Specifically, they argued that Shy, by registering for, and voluntarily participating in, the basketball clinic knew the sport was a “contact” sport, and that in contact sports participant athletes are sometimes inadvertently injured.
They also argued that by agreeing to participate in the clinic Mary Shy and her father “assumed the risk” inherent in all contact sports. As a result the defendants owed no duty other than to supervise the clinic and its exercises in a reasonable and prudent manner.
Each defendant also offered arguments as to why they, individually, should not be liable:
- The Coach argued that he should be personally non-suited from the personal injury accident lawsuit because he was protected by the corporation he created to operate: Starts Basketball Clinic, Inc.
- The Clinic argued the unfairness of holding it liable for the plaintiff’s injuries since Shy had assumed the risk of participating in the clinic.
- St Catherine’s argued they were an “innocent” party, contending all they did was rent the space to the coach and the clinic. If they had reason to believe Coach was not properly supervising the participants St. Catherine’s would have intervened. Without that knowledge, they couldn’t be held liable for Shy’s injuries.
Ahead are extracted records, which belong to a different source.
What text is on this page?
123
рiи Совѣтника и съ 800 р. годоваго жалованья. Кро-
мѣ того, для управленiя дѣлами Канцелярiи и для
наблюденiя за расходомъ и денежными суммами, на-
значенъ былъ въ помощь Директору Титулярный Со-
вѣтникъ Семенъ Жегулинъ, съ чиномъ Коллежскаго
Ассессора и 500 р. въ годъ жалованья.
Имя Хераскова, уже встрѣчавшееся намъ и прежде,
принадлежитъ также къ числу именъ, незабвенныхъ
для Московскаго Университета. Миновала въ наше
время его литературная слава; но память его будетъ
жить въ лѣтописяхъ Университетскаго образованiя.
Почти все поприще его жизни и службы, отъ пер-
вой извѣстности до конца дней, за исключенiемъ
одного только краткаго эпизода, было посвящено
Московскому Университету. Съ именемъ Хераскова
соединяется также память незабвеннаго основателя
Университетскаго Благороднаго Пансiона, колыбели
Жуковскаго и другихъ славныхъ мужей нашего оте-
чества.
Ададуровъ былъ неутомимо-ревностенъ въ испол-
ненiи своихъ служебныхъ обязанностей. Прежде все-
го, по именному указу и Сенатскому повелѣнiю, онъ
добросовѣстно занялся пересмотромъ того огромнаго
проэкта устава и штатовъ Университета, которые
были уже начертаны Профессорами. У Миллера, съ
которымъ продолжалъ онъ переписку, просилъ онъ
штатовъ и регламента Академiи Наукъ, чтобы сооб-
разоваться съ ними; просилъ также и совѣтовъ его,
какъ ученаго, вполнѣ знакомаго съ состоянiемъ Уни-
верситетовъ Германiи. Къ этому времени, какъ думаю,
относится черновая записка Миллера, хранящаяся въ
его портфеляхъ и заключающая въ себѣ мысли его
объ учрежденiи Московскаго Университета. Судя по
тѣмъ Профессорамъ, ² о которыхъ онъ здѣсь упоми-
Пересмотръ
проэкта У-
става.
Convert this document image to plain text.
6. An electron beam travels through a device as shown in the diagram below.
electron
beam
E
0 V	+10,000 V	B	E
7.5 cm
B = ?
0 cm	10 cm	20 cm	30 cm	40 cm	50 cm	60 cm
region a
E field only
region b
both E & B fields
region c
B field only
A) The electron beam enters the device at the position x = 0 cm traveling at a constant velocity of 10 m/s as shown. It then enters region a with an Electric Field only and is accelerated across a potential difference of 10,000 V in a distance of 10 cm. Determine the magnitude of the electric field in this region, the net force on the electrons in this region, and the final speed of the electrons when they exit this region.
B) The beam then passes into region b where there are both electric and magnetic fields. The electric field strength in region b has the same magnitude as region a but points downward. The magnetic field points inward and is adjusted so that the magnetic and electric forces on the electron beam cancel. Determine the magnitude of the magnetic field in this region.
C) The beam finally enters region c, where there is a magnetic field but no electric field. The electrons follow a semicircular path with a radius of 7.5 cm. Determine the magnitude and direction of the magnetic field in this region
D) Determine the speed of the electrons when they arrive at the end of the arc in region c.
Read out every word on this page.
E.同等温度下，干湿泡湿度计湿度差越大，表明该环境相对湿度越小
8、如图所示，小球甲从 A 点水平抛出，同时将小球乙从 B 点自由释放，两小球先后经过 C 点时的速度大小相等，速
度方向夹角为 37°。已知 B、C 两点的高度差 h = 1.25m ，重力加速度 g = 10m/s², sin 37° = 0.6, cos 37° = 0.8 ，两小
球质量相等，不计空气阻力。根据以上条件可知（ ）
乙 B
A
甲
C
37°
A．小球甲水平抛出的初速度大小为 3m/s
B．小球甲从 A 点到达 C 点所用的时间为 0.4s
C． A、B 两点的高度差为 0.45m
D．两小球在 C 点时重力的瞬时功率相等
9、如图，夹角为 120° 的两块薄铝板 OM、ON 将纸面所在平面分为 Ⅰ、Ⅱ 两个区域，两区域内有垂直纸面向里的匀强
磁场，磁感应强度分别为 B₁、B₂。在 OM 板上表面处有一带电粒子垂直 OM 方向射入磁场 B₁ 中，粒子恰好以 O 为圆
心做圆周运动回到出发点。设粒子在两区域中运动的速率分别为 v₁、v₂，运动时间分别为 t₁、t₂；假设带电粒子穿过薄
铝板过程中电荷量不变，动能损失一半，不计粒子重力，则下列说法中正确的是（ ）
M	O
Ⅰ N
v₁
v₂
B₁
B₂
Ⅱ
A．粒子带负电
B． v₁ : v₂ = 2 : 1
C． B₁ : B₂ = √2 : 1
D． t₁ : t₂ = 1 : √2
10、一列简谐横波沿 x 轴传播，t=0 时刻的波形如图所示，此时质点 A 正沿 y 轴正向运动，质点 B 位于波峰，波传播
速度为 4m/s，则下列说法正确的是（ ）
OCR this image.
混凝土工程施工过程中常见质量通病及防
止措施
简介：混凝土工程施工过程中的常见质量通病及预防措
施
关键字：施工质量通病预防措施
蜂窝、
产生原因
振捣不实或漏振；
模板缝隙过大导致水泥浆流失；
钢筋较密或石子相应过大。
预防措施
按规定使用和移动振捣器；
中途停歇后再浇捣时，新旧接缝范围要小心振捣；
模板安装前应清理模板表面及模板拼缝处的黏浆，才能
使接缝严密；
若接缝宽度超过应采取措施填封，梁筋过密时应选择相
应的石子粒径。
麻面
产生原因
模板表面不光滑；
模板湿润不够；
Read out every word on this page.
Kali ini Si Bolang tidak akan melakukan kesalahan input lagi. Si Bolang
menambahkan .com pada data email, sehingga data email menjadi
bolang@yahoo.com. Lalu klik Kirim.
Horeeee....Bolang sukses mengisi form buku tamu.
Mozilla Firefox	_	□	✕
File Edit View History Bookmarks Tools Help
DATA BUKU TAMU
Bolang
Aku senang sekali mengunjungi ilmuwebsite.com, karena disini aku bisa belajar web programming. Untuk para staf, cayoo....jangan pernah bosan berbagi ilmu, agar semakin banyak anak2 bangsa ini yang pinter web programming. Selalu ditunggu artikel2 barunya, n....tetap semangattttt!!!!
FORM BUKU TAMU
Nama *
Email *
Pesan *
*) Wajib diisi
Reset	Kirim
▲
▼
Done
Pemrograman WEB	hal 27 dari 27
The Court found under normal circumstances the formation of a corporation will shield an owner, officer or shareholder from personal liability. But in this personal injury accident lawsuit the court felt it had to “pierce the corporate veil.”
The Court said if Coach left the Clinic in the hands of those persons employed to teach or instruct, and a participant was unintentionally injured the court would have upheld the corporation’s legal protections for the Coach.
In this case though, the court ruled Coach was an active participant in the plaintiff’s training, and as such could not be permitted to stand behind the corporate veil of protection.
St. Catherine’s contention of having leased without incident their premises to the Clinic and the Coach for ten years lead the court to believe they acted prudently when leasing the space. The Court therefore granted St Catherine’s Motion for Summary Judgment and dismissed the plaintiff’s personal injury accident lawsuit against it.
Alternatively, the Court found the Starts Basketball Clinic, Inc. and Coach John Warren’s actions raised triable issues of fact, and those issues should be heard in a full trial. Therefore the motion as to these defendants was denied.
When some corporations are formed, usually those which are “Subchapters S”, the law normally allows that corporation to shield the owners, officers and shareholders from personal liability. Under certain circumstances, that “corporate veil” can be pierced.
“Assumption of the Risk” is a legal benchmark upon which injured parties must be judged. If, while an active participant in a sporting event, a participant is injured, the party’s “assumption of the risk” will often bar that person from recovery for his injuries through a personal injury accident lawsuit.
*This case example is for educational purposes only. It is based on actual events although names have been changed to protect those involved. Any resemblance to real persons or entities is purely coincidental.